Friday, January 4, 2008

Feed readers

People who use feed readers tend to use them extensively and wonder what they did without them. It helps people stay informed of all types of news from the newspaper headlines right down to small blogs, their friends' blogs, podcasts, what influential people are doing, product reviews, movies, music, TV programmes, and more.

People describe feed readers as replacing email lists, online forums or bulletin boards, and physical newspapers. All have some element of truth but none is completely accurate.

Here is my own explanation of feeds. I have tried to make it as simple as possible.

Without feeds, keeping up with what is new on, say, 50 separate websites is unmanageable. At best you could have 50 bookmarks in your browser and try to remember to visit them all regularly. You certainly couldn't visit all 50 each day.

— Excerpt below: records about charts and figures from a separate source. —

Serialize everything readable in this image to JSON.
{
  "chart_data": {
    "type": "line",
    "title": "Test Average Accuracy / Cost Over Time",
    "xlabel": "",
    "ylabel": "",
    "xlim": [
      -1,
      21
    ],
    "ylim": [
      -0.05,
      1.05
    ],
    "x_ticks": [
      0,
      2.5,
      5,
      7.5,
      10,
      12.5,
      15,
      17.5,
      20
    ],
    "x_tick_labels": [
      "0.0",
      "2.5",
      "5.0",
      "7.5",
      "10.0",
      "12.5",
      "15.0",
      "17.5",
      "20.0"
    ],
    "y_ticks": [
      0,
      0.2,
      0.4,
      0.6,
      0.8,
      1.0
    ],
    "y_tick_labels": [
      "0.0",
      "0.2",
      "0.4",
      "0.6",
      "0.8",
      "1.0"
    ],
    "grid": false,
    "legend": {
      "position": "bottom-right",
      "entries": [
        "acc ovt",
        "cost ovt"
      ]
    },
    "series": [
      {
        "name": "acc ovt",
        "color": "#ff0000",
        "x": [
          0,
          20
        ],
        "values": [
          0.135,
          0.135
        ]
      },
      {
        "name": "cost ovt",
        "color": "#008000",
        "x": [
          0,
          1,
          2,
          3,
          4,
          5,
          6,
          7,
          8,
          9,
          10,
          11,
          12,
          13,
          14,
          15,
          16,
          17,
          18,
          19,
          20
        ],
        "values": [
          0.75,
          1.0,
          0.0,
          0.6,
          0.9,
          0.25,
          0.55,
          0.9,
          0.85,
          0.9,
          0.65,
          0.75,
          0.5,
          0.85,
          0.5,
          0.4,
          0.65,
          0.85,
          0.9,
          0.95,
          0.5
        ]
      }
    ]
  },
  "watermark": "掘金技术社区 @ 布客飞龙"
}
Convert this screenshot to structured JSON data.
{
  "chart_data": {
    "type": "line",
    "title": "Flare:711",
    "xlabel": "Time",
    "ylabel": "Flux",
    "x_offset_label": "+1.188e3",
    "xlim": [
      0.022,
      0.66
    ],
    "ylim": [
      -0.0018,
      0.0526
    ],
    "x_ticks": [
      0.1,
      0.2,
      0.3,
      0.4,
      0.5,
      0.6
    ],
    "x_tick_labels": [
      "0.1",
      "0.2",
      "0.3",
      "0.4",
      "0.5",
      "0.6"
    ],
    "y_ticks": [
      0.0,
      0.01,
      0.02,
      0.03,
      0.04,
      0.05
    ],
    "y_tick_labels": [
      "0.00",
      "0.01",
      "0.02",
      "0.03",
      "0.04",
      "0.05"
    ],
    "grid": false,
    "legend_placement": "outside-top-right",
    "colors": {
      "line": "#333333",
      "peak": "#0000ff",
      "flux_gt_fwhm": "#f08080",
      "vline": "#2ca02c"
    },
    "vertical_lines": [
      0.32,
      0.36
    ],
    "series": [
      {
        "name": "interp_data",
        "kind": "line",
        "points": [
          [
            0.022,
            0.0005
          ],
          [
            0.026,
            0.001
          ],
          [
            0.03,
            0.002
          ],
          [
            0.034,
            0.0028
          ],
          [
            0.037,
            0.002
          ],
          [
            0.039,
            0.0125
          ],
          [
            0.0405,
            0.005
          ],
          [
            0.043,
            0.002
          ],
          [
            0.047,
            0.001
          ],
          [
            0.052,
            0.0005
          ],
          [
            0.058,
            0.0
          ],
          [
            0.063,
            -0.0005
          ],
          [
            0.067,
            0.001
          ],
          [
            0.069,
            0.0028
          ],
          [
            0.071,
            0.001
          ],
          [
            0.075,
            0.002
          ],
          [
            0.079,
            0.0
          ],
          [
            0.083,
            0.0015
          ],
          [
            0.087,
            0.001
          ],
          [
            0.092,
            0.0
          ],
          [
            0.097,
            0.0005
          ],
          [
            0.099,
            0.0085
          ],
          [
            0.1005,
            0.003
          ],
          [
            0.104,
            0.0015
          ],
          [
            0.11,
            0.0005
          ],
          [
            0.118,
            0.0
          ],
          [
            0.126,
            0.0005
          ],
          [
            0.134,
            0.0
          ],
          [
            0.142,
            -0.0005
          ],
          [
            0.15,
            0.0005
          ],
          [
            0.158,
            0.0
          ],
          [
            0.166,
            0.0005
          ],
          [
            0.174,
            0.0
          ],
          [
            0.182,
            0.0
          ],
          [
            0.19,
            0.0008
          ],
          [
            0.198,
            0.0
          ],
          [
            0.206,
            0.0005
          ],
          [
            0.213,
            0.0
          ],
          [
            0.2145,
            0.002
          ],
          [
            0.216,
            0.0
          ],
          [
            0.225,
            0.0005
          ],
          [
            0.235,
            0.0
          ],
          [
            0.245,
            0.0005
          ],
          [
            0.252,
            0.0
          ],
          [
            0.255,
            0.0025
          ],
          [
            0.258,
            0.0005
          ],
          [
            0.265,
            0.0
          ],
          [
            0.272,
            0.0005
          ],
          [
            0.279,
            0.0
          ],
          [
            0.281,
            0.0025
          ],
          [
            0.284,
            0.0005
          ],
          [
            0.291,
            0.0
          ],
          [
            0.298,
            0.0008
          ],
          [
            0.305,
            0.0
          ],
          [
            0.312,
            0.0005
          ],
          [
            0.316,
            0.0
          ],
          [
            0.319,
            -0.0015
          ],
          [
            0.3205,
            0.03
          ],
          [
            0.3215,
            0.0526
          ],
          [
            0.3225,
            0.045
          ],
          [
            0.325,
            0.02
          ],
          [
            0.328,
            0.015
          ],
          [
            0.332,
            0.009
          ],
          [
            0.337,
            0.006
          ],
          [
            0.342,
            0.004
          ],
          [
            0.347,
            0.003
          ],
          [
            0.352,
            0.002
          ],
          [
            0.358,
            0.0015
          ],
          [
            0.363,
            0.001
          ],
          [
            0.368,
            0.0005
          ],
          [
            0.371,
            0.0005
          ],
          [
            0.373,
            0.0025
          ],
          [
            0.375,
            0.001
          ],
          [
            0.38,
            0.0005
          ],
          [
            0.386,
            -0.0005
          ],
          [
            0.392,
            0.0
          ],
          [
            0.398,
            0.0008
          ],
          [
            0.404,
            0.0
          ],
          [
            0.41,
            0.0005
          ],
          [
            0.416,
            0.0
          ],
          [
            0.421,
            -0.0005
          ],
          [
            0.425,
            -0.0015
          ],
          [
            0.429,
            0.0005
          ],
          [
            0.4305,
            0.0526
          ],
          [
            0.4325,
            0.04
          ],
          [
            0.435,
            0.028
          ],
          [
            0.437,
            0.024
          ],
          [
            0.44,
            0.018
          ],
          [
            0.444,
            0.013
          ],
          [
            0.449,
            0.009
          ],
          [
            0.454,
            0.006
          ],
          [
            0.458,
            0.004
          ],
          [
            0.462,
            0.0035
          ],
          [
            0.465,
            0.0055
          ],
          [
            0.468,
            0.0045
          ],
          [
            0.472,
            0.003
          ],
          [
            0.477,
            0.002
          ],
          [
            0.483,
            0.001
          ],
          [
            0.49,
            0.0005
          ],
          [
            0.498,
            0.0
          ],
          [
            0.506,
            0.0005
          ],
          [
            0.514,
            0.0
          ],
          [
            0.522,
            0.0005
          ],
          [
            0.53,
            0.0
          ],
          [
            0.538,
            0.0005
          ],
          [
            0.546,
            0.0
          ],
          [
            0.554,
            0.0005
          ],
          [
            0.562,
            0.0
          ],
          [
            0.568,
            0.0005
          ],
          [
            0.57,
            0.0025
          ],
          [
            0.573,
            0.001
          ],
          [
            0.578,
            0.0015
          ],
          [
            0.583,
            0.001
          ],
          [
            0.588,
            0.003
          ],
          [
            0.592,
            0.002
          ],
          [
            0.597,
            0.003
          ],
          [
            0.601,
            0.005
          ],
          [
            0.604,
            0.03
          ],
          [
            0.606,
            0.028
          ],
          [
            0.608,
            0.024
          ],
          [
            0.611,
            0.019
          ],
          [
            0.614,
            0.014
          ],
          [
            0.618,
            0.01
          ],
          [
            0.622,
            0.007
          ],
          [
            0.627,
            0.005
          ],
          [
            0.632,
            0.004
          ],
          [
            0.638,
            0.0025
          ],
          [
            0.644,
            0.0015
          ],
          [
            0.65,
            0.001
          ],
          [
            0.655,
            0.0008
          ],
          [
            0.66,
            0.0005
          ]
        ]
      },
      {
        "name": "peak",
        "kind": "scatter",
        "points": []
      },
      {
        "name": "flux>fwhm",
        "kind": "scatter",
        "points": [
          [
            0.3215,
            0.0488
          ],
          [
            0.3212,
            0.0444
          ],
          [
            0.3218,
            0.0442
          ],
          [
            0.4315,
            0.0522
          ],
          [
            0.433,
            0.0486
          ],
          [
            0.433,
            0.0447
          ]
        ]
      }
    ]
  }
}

If those websites provide a feed, however, you can subscribe to them in your feed reader instead. Then, instead of visiting all 50 websites each day, you simply open your feed reader in the morning. All new items from all 50 websites will be there in one place. You have not wasted your time visiting a bunch of websites only to find there is nothing new on them, and you have instant access to whatever is new on those that have updated.

Feeds are well used, but the problem is that all this use is only by a small minority of people who 'get it'. It's an incredibly difficult concept to understand, and there are a number of things which are to blame for this.

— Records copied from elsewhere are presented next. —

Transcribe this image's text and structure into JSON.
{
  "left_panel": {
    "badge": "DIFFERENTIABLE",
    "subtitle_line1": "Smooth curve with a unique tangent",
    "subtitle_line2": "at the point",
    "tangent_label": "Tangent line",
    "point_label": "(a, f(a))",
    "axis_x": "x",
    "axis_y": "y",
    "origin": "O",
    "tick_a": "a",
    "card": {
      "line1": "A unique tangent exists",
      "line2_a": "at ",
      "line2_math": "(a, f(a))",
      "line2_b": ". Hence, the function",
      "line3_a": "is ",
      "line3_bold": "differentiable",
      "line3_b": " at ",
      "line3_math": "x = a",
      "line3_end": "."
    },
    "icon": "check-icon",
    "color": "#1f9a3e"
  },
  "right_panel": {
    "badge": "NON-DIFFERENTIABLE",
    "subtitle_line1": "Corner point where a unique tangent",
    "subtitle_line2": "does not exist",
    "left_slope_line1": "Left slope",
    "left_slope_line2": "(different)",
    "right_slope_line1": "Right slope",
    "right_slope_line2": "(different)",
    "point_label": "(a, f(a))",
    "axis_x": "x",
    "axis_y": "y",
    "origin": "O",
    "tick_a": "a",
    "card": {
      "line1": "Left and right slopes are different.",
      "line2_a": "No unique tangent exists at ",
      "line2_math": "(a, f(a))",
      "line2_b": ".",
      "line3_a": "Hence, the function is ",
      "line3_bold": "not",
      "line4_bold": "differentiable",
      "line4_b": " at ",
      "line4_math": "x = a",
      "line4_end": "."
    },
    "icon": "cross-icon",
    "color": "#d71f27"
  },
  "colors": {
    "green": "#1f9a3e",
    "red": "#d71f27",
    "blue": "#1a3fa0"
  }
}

Firstly, there are so many different names and so many different (and competing) file formats for feeds. There are two quite separate formats both which are abbreviated to RSS, one standing for 'Really Simple Syndication' and another for 'RDF Site Summary', formerly known as 'Rich Site Summary'. Notice that neither is a particularly user-friendly name, and one even has another abbreviation, 'RDF', inside it, which offers no hope to the uninitiated. There is another format called 'Atom', which is separate again to RSS (Really Simple Syndication) and RSS (RDF Site Summary/Rich Site Summary). To make it difficult, some people refer to them all as 'XML', though technically XML can contain any file format, it has nothing to do specifically with feeds.

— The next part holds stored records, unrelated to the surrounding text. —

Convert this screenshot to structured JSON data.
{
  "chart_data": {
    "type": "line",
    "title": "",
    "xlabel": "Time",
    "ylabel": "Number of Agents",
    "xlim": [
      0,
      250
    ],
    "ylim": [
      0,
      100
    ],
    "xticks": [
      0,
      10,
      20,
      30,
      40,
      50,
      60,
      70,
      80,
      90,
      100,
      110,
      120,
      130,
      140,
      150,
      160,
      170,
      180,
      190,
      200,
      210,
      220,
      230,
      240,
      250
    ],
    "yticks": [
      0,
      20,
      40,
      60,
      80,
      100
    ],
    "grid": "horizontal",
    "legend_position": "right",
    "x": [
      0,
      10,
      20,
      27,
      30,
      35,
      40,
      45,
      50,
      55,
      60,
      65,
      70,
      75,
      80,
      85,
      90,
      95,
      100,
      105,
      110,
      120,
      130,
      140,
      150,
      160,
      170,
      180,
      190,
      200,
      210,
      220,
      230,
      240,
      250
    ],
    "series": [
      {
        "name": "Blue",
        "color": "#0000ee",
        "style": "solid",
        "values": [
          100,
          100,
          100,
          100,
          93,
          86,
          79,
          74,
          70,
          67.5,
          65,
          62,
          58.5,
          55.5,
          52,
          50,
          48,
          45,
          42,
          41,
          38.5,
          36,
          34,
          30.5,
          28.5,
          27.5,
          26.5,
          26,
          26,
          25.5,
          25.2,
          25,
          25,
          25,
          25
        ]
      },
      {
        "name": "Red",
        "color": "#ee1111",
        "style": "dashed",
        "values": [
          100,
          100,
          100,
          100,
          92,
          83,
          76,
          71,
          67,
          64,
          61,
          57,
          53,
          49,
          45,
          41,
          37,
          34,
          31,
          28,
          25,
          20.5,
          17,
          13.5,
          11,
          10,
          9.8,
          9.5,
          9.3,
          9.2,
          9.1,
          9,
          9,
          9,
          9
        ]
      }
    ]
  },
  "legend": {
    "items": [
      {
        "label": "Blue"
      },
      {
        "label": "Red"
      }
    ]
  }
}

Secondly, people providing feeds to the unsuspecting public persist in giving them these inconsistent technical names, some sites describing them as 'RSS', others as 'Atom' and some as 'XML'. They usually provide no explanation of what they are, assuming I guess that the only people that will be using them will know the technical ins and outs already. Assuming that the only people who want to use them will already know about them is like giving up. It's admitting that feeds are unusable by the general public. But they needn't be like this.

Whereever possible, I refer to them as feeds. This is the most generic term I can think of that seems to get kind of close to describing what they do, and seems to used by others as well. I don't call them 'RSS', because that is jargon and specific to a certain technology; feeds need not even be in the RSS format. I don't call them XML, because that is not descriptive and it betrays a misunderstanding of what XML is. It also helps to add to people's confusion about XML in general.

I think one of the best things to happen with feeds sofar is when in 2005/2006, Microsoft, Mozilla, and Opera all agreed on a single icon to identify a feed. The icon chosen was one originally devised by the Mozilla team, who created Mozilla Firefox. The same icon, except blue instead of orange, has been adopted by the Safari browser for Mac OS.

Browsers now recognise feeds linked to a web page and offer a better way of subscribing to them; usually by clicking the orange button in the address bar or status bar of the browser. You still need a separate feed reader to get the most out of feeds, and web-based feed readers like Google Reader are getting pretty good. But at least the browsers are beginning to integrate at least a little bit of functionality for reading feeds.

Not all websites have adopted the standardised method for linking to a feed, and many continue instead to provide their own various 'XML', 'RSS' or 'Atom' buttons to identify feeds. This means that you can't simply click the browser's feed icon to subscribe to some feeds. In addition to this, a huge number of people still use Internet Explorer 6, which does not recognise linked feeds at all, making the subscription process more difficult.

I use my feed reader almost daily, and have subscribed to over a hundred feeds. In fact, I have subscribed to all of the feeds from people's 23 Things blogs as a way of keeping up to date with them, thus demonstrating how useful they can be. I have a handful of feed categories, including one category named 'Uninteresting', where I keep subscriptions from websites that don't really interest me, but I might look at if I have time to kill.